The European Union Tightens its Regulatory Grip on Illicit Transactions but Will Money Laundering Continue to Thrive?

Yesterday, the European Commission announced an update to the European Union’s anti-money laundering and countering terrorism financing (AML/CFT) rules. Part of the update is a requirement that anonymous crypto asset wallets will be prohibited. Additionally, the Commission is creating a new  EU AML Authority (AMLA). While it may be hard to fully quantify the amount of funds laundered, one estimate has placed the amount of money laundered globally a year at 2 – 5% of global GDP, or $800 billion – $2 trillion.

So will the European Union’s approach be effective?  Chris Ives, Associate Managing Director at Kroll, shared his thoughts on the Commission’s proposal as well as the new AMLA.

Ives says the new AML approach ticks all the boxes on paper – it harmonizes regulations, improves cross-border coordination, and boosts information flows between EU financial intelligence units (FIUs).

“The major money laundering scandals in recent years have shown the need for a new approach to combatting money laundering,” says Ives. “The AMLA is a positive step in developing a more coordinated approach between FIUs, supervisors, and law enforcement both domestically and across the EU to detect, investigate, and prosecute money laundering.”

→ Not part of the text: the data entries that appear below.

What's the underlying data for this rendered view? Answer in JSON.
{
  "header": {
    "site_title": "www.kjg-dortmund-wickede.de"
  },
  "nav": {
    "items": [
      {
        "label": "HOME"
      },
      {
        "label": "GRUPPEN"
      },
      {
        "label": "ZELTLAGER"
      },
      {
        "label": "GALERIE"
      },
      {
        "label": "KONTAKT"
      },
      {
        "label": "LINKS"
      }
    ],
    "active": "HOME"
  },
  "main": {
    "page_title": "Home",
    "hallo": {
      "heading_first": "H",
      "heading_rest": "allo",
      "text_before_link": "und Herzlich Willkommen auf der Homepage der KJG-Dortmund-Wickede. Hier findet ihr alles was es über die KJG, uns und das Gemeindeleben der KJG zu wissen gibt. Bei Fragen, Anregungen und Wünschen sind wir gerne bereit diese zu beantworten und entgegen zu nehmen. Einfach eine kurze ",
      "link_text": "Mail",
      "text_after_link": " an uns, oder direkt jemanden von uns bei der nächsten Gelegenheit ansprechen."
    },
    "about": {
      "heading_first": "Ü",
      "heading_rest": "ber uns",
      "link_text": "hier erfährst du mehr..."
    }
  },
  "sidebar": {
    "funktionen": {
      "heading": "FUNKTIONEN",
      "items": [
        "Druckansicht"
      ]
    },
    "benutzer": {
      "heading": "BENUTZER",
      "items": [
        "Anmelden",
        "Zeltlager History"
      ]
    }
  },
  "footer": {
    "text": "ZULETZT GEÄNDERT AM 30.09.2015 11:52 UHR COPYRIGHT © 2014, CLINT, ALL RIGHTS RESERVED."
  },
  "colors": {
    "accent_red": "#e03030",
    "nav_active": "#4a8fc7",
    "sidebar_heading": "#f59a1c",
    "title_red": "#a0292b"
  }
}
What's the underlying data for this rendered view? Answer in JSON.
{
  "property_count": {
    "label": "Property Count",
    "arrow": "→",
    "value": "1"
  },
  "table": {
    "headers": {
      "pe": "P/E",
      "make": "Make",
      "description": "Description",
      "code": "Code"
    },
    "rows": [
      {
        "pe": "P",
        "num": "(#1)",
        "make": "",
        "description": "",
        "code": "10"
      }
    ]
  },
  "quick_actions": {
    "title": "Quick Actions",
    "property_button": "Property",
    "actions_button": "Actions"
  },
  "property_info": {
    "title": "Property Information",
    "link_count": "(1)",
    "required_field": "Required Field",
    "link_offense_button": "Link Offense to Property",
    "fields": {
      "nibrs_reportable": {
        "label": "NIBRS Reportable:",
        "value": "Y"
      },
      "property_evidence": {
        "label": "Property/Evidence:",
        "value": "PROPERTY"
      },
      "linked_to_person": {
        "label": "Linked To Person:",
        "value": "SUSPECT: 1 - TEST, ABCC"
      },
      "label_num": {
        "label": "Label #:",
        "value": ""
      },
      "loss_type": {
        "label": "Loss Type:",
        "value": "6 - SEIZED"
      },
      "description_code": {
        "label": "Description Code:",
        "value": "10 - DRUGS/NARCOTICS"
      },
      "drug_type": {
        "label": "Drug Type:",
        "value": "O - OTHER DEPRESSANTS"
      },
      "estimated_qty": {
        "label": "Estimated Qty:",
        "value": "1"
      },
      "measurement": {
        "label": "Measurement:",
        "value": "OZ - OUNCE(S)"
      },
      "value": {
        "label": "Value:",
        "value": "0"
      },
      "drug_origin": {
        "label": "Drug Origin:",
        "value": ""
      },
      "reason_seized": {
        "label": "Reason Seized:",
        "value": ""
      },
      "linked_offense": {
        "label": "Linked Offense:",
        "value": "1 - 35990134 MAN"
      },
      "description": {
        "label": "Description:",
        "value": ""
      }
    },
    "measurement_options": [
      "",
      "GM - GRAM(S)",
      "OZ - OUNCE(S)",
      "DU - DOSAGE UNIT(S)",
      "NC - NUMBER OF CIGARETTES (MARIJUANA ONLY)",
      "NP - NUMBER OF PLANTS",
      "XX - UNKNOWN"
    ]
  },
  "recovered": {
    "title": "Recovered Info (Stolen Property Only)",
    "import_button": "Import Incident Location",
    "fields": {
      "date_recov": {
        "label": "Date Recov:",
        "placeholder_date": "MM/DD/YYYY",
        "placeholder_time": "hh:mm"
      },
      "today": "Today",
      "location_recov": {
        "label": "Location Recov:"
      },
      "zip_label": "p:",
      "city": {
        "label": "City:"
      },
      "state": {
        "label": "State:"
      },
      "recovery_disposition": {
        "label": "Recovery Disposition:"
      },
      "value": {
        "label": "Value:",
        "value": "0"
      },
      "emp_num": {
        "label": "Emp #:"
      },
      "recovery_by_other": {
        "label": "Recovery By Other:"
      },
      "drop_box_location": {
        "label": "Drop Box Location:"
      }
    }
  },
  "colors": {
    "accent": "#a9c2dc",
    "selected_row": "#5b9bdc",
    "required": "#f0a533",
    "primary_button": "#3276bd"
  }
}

But Ives cautions there is “nothing revolutionary in the proposed measures.”

“… there is a risk the introduction of a new EU-wide supervisor simply creates another layer in an already complex system, and money laundering will continue to thrive in the gaps. Money laundering and other financial crime is a complex problem that isn’t going away. The proposed changes are trying to do more with a fundamentally flawed system, and a rethink is needed to move away from reliance on Suspicious Transaction Reports (STRs) and make better use of the billions spent each year by financial institutions and regulated entities on AML/CFT compliance programs,” shares Ives.

He admits that the preventative effect is impossible to quantify, but based on the low rates of successful convictions and asset freezing across the EU, the current system is not working.

“Reforms could go further and empower FIUs and supervisors, and make it easier for the private sector, to proactively collect, analyse and share transaction data across regulated entities to identify organised money laundering, rather than relying on banks and other entities to detect this activity on a transaction-by-transaction basis.”